The body is constantly in motion. Your skin’s cells, in particular, are constantly replacing themselves. The skin accomplishes this through the regeneration and repair processes. Skin cells shed constantly on a cellular level, revealing fresh, newly grown skin cells beneath. This is why scars and blemishes fade over time.
Throughout our lives, the epidermis, or outer layer of skin, is constantly turning over to replace dead or damaged cells. Skin stem cells must constantly decide whether to make more copies of themselves (self-renewal) or to change their fate to differentiation. The molecular mechanisms governing this process are still unknown. Now a research team has identified a molecular switch that plays an early and critical role in the skin stem cell differentiation process.
It’s sunburn season. Many of us have felt the pain and peeling caused by unprotected sun exposure, but we may overlook a remarkable and vital part of the process: the regeneration of skin as damaged tissue is replaced with new.
Even when we are not exposed to the sun, the epidermis, or outer layer of skin, is constantly turning over to replace dead or damaged cells. This epidermal layer serves as an important barrier for the human body, reducing water loss and combating environmental threats. Scientists are working to identify the molecular mechanisms that control skin epidermal regeneration, but much remains unknown.
Skin stem cells must constantly decide whether to make more copies of themselves or to change their fate to differentiation. A delicate balance between these two decisions is required to maintain skin integrity and barrier function.
Xiaomin Bao
Now a Northwestern University research team has identified a molecular switch, through a protein called CDK9, that plays an early and critical role in the skin stem cell differentiation process. This switch is “off” in the stem cells. When the switch is turned on, a specific group of genes is immediately activated to trigger downstream gene regulators, allowing the skin cells to progressively gain barrier function. The findings have relevance for improved understanding of cancer and wound healing, in addition to the fundamental understanding of skin regeneration.
“Skin stem cells must constantly decide whether to make more copies of themselves (a process known as self-renewal) or to change their fate to differentiation. A delicate balance between these two decisions is required to maintain skin integrity and barrier function” Xiaomin Bao, a stem cell biologist at Northwestern who oversaw the study, said “We discovered the switch bound to specific genomic regions within stem cells, ready to activate the cell fate switch, initiating the stem cell’s movement towards differentiation.”
Bao is an assistant professor of molecular biosciences in the Weinberg College of Arts and Sciences and an assistant professor of dermatology at the Feinberg School of Medicine at Northwestern University. Her lab studies the fundamental biology of the process of skin stem cell differentiation.
The study was published recently by the journal Nature Communications.
Discovery of the switch
The integrity of skin epidermis relies on subsets of skin stem cells to continuously self-renew or differentiate, compensating for daily wear and tear. The differentiation process involves significant changes from more than 6,000 genes, ceasing stem cell proliferation while activating barrier-function genes.

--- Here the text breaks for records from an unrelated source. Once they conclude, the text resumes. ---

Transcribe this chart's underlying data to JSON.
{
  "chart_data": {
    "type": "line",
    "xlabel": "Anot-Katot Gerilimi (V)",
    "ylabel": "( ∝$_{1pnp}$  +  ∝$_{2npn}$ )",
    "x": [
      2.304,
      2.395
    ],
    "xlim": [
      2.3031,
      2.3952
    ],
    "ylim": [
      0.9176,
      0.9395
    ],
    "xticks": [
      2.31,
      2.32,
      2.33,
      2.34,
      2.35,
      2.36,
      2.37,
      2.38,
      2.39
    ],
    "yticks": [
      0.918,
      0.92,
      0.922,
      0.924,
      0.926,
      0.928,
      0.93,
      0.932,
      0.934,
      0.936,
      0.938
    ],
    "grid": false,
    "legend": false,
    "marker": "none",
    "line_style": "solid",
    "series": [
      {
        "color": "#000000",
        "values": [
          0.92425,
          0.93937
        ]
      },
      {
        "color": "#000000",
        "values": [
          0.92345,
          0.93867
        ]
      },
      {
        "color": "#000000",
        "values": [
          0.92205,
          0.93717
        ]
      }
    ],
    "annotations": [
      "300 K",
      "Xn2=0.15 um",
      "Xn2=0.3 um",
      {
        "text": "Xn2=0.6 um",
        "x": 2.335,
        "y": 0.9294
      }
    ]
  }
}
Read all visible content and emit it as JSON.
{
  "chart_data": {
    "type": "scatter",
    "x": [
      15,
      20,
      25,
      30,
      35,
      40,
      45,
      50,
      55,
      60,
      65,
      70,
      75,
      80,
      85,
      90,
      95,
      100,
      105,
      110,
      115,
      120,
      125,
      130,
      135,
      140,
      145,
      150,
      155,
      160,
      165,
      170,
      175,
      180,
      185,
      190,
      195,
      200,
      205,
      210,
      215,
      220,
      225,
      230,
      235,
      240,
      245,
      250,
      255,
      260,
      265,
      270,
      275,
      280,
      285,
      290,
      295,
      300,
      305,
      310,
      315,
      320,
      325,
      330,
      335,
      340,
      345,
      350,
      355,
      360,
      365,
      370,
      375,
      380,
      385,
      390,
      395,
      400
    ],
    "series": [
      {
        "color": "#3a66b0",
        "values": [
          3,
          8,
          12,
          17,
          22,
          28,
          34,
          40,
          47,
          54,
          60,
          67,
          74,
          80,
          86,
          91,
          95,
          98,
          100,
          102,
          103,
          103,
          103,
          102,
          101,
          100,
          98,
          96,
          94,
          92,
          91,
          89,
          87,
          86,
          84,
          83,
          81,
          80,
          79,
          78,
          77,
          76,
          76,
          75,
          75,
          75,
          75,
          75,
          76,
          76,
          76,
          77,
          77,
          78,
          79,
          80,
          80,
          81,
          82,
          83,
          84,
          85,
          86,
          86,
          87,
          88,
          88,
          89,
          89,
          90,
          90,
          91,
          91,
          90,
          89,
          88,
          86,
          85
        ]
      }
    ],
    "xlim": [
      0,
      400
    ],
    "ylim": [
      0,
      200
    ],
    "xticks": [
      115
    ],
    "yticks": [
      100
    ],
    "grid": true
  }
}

Bao and her colleagues discovered that the kinase activity switch of the protein CDK9 plays a key role in the decision of cells to initiate differentiation and progressively acquire the barrier function of the tissue by integrating genomics, genetics, and pharmacological inhibition in human skin models. In the stem cell state, kinase activity is inhibited, and the rapid-response genes directly controlled by the kinase are suppressed. When the kinase activity is turned on, the rapid-response genes are activated, which then activates the downstream effectors, which are a group of transcription factors that can further drive the expression of barrier-function genes.
CDK9 (cyclin-dependent kinase 9) plays crucial roles in modulating gene expression at the step of “transcription,” a process of copying specific DNA regions to RNA, before RNA can serve as templates for synthesizing new proteins. In the stem cell state, CDK9 is maintained in the “off” state when bound together with the proteins AFF1 and HEXIM1 on DNA, awaiting specific cellular signals such as the activation of protein kinase C signaling. Once the signaling is activated, this is sufficient to switch CDK9 from the inactive to the active state, allowing the rapid synthesis of RNA from the genomic regions directly bound by CDK9, the researchers found.
The transition is quick. “All of the components are ready to go deep inside the stem cells,” said Bao. When a stem cell receives a specific external signal, the response inside the nucleus is very fast, with activated CDK9 causing rapid-response genes like ATF3 to be expressed in as little as one hour. ATF3 expression strongly stimulates the expression of several downstream transcription factors, rewiring the cell fate toward differentiation. This quick switch for gene activation is also based on the recruitment of RNA-synthesis machinery and CDK9 to rapid-response genes prior to signaling activation.
“We are probing the unknown,” Bao said. “Stem cell regulation is fundamental for sustaining the integrity of human tissue. We have found a key mechanism initiating the fate switch of skin stem cell towards differentiation, an integral process of regeneration. Learning more about the fundamental molecular mechanisms can help in the understanding of many different human diseases.”